Closed edublancas closed 2 years ago
@edublancas currently it just throws an error while refactoring right? I'm thinking we can put it as an independent command + coupled by default as part of the refactor, thoughts?
No, it doesn't throw an error. The refactoring command would pass but the code won't run.
I think this could be semi-automated: run the notebook and try to fix as many problems as we can without user intervention. The problem is that it isn't simple to implement an efficient solution. For example, imagine that the notebook doesn't have a requirements.txt
, and it breaks on each import package
; we could capture the import errors and add the package names to requirements.txt
but then we'd have to restart the execution of the notebook over and over again.
I think we should leave this off right now as it isn't simple to fix.
As a first step, we need a command called test, to run the notebook prior to refactoring and making sure it can run without errors. Then we can have multiple options there, like matching before/after refactoring etc.
For notebooks, we can use either papermill {test_file_name.ipynb} {test_file_output.ipynb}
(or library functionpapermill.execute_notebook
) or jupyter nbconvert --to notebook --execute mynotebook.ipynb
and then check if the output contains any exception.
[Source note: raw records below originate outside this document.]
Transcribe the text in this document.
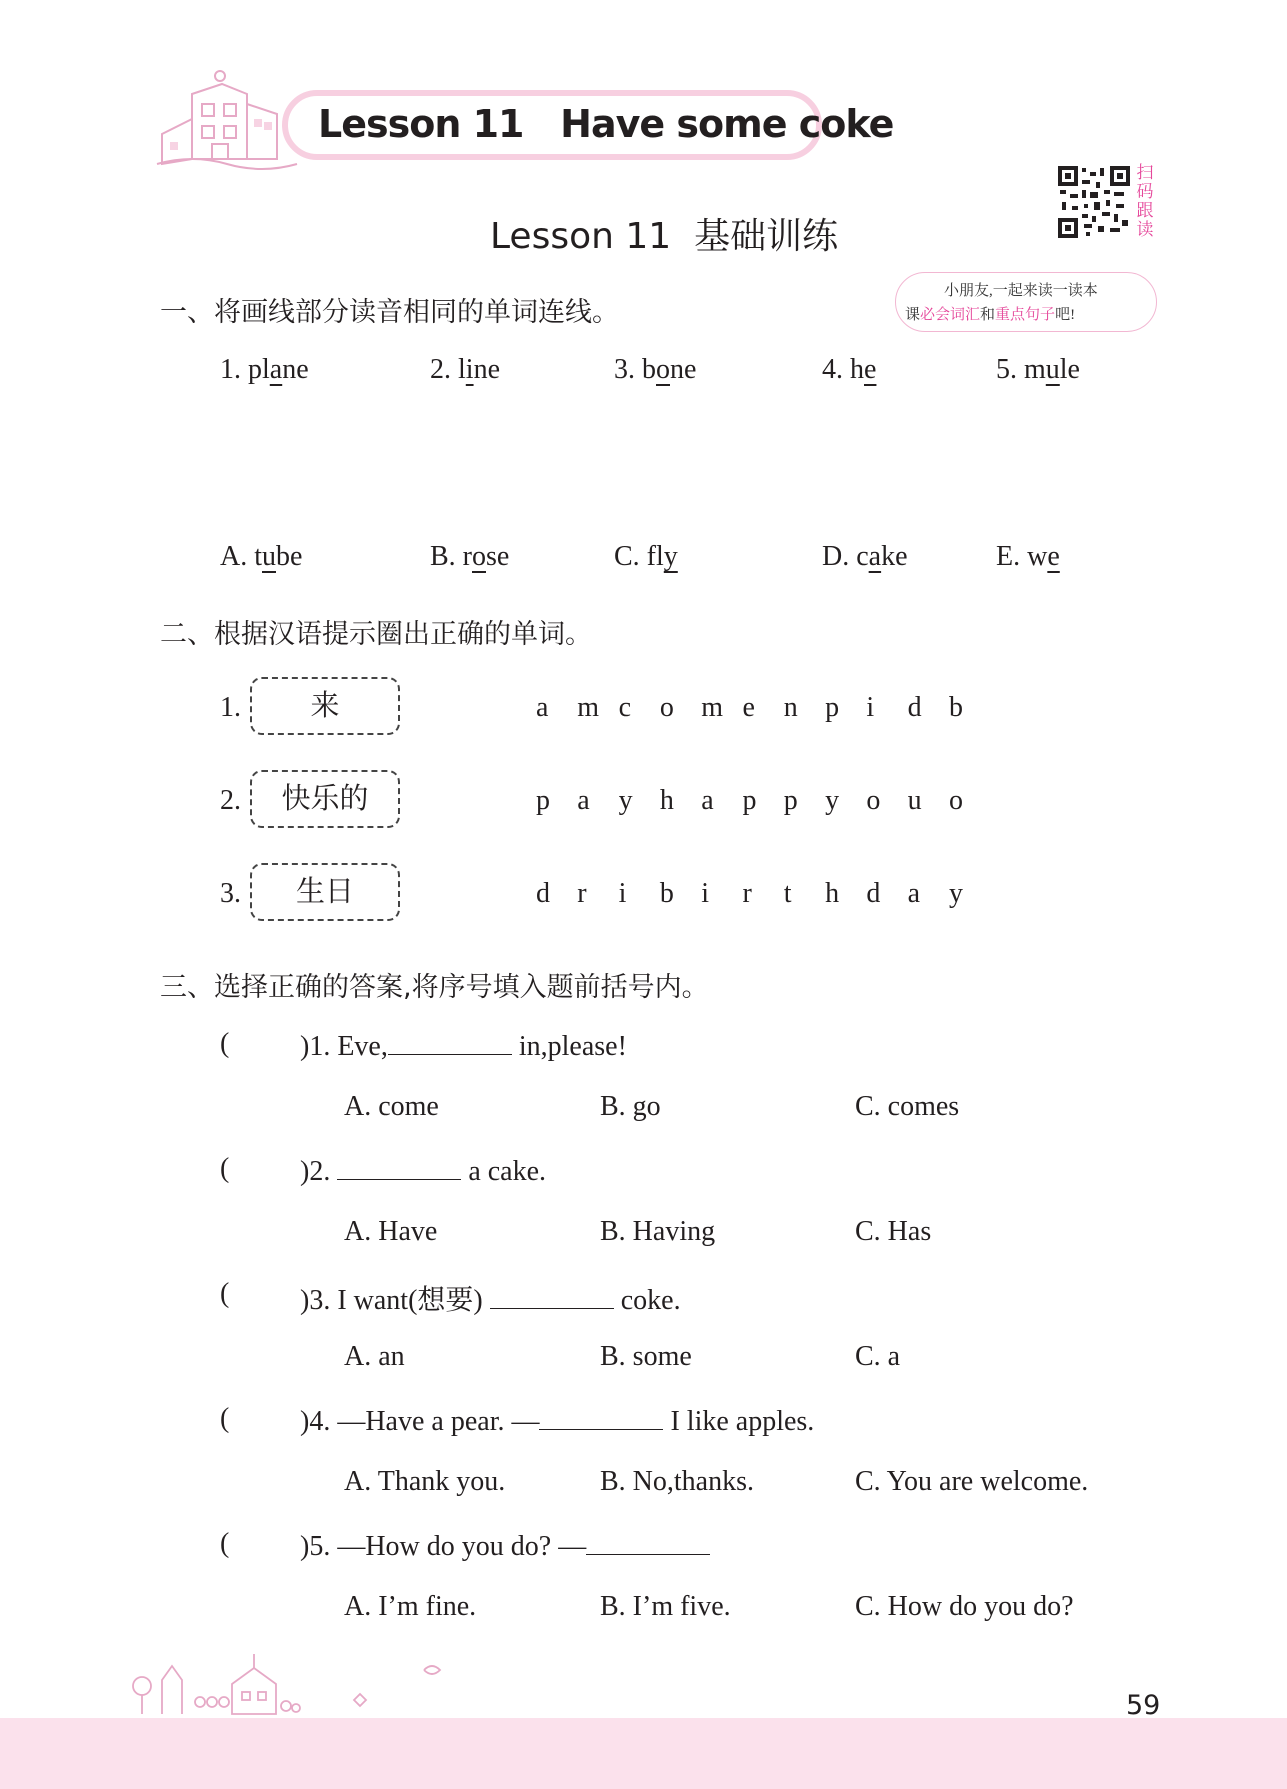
Lesson 11   Have some coke
Lesson 11  基础训练
扫码跟读
小朋友,一起来读一读本
课必会词汇和重点句子吧!
一、将画线部分读音相同的单词连线。
1. plane	2. line	3. bone	4. he	5. mule
A. tube	B. rose	C. fly	D. cake	E. we
二、根据汉语提示圈出正确的单词。
1.	来	a m c o m e n p i d b
2.	快乐的	p a y h a p p y o u o
3.	生日	d r i b i r t h d a y
三、选择正确的答案,将序号填入题前括号内。
(	)1. Eve,	in,please!
A. come	B. go	C. comes
(	)2.	a cake.
A. Have	B. Having	C. Has
(	)3. I want(想要)	coke.
A. an	B. some	C. a
(	)4. —Have a pear. —	I like apples.
A. Thank you.	B. No,thanks.	C. You are welcome.
(	)5. —How do you do? —
A. I’m fine.	B. I’m five.	C. How do you do?
59
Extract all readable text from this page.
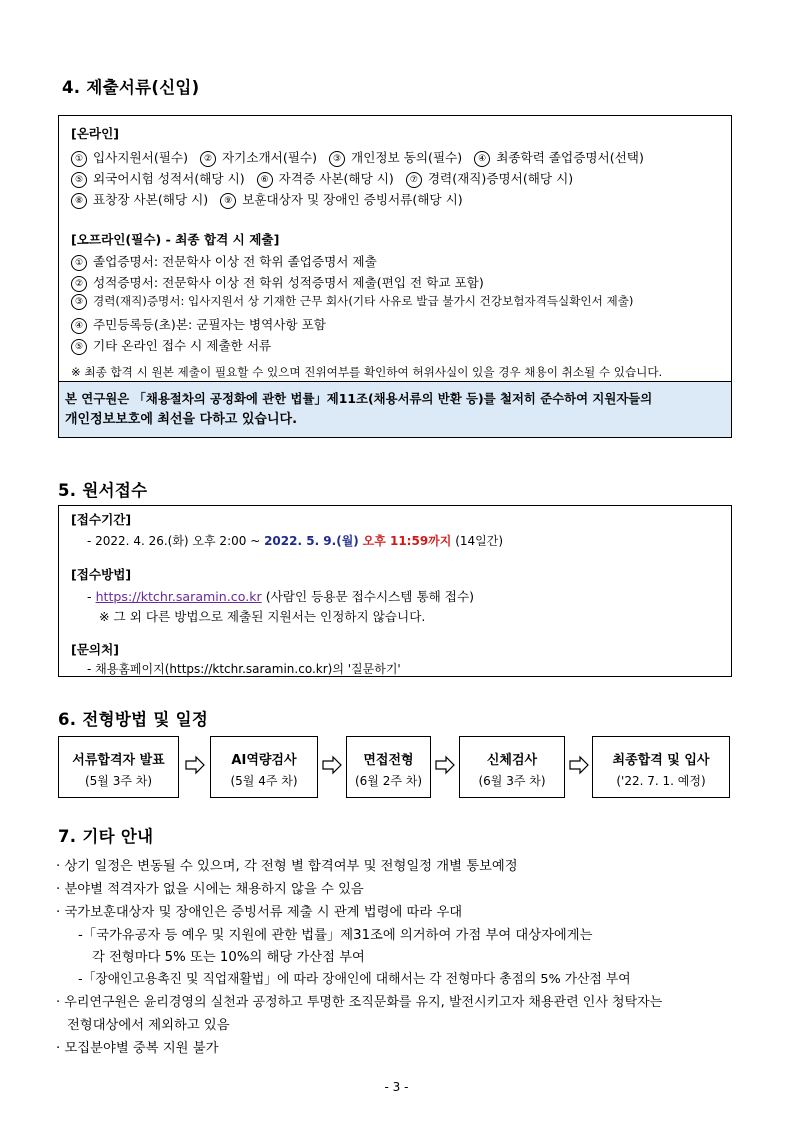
4. 제출서류(신입)
[온라인]
① 입사지원서(필수) ② 자기소개서(필수) ③ 개인정보 동의(필수) ④ 최종학력 졸업증명서(선택)
⑤ 외국어시험 성적서(해당 시) ⑥ 자격증 사본(해당 시) ⑦ 경력(재직)증명서(해당 시)
⑧ 표창장 사본(해당 시) ⑨ 보훈대상자 및 장애인 증빙서류(해당 시)
[오프라인(필수) - 최종 합격 시 제출]
① 졸업증명서: 전문학사 이상 전 학위 졸업증명서 제출
② 성적증명서: 전문학사 이상 전 학위 성적증명서 제출(편입 전 학교 포함)
③ 경력(재직)증명서: 입사지원서 상 기재한 근무 회사(기타 사유로 발급 불가시 건강보험자격득실확인서 제출)
④ 주민등록등(초)본: 군필자는 병역사항 포함
⑤ 기타 온라인 접수 시 제출한 서류
※ 최종 합격 시 원본 제출이 필요할 수 있으며 진위여부를 확인하여 허위사실이 있을 경우 채용이 취소될 수 있습니다.
본 연구원은 「채용절차의 공정화에 관한 법률」제11조(채용서류의 반환 등)를 철저히 준수하여 지원자들의
개인정보보호에 최선을 다하고 있습니다.
5. 원서접수
[접수기간]
- 2022. 4. 26.(화) 오후 2:00 ~ 2022. 5. 9.(월) 오후 11:59까지 (14일간)
[접수방법]
- https://ktchr.saramin.co.kr (사람인 등용문 접수시스템 통해 접수)
※ 그 외 다른 방법으로 제출된 지원서는 인정하지 않습니다.
[문의처]
- 채용홈페이지(https://ktchr.saramin.co.kr)의 '질문하기'
6. 전형방법 및 일정
서류합격자 발표
(5월 3주 차)
AI역량검사
(5월 4주 차)
면접전형
(6월 2주 차)
신체검사
(6월 3주 차)
최종합격 및 입사
('22. 7. 1. 예정)
7. 기타 안내
· 상기 일정은 변동될 수 있으며, 각 전형 별 합격여부 및 전형일정 개별 통보예정
· 분야별 적격자가 없을 시에는 채용하지 않을 수 있음
· 국가보훈대상자 및 장애인은 증빙서류 제출 시 관계 법령에 따라 우대
-「국가유공자 등 예우 및 지원에 관한 법률」제31조에 의거하여 가점 부여 대상자에게는
각 전형마다 5% 또는 10%의 해당 가산점 부여
-「장애인고용촉진 및 직업재활법」에 따라 장애인에 대해서는 각 전형마다 총점의 5% 가산점 부여
· 우리연구원은 윤리경영의 실천과 공정하고 투명한 조직문화를 유지, 발전시키고자 채용관련 인사 청탁자는
전형대상에서 제외하고 있음
· 모집분야별 중복 지원 불가
- 3 -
For python files, we can use exec(open("filename.py").read())
.
If it's an other error, show the guide for debugging notebooks
Should we just put a link that points to https://docs.ploomber.io/en/latest/user-guide/debugging.html?
if it's a function signature, recommend downgrading some libraries
Do you mean AttributeError
? For example when I run
import math
math.func()
It gives the error AttributeError: module 'math' has no attribute 'func'.
The way we do it currently with the ploomber package
is using nbconvert from ipynb to .py and then execute it, I think we should keep the same convention here (at least for now, for simlicity). @edublancas thoughts?
Should we just put a link that points to https://docs.ploomber.io/en/latest/user-guide/debugging.html?
Yes + probably show the error code.
Do you mean AttributeError? For example when I run
I think that what he means, usually on dependency discrepancies, there are missing functions, arguments, or it expects an extra member, AttributeError is probably a part of this set. @edublancas is that right??
A few things:
On second thought, I think we should name this soorgeon test
. The objective of this command is to help anyone fix their notebooks until they ensure they work properly. We'll start adding a bunch of features to this command but for the moment being, let's start with the basics of running the notebook.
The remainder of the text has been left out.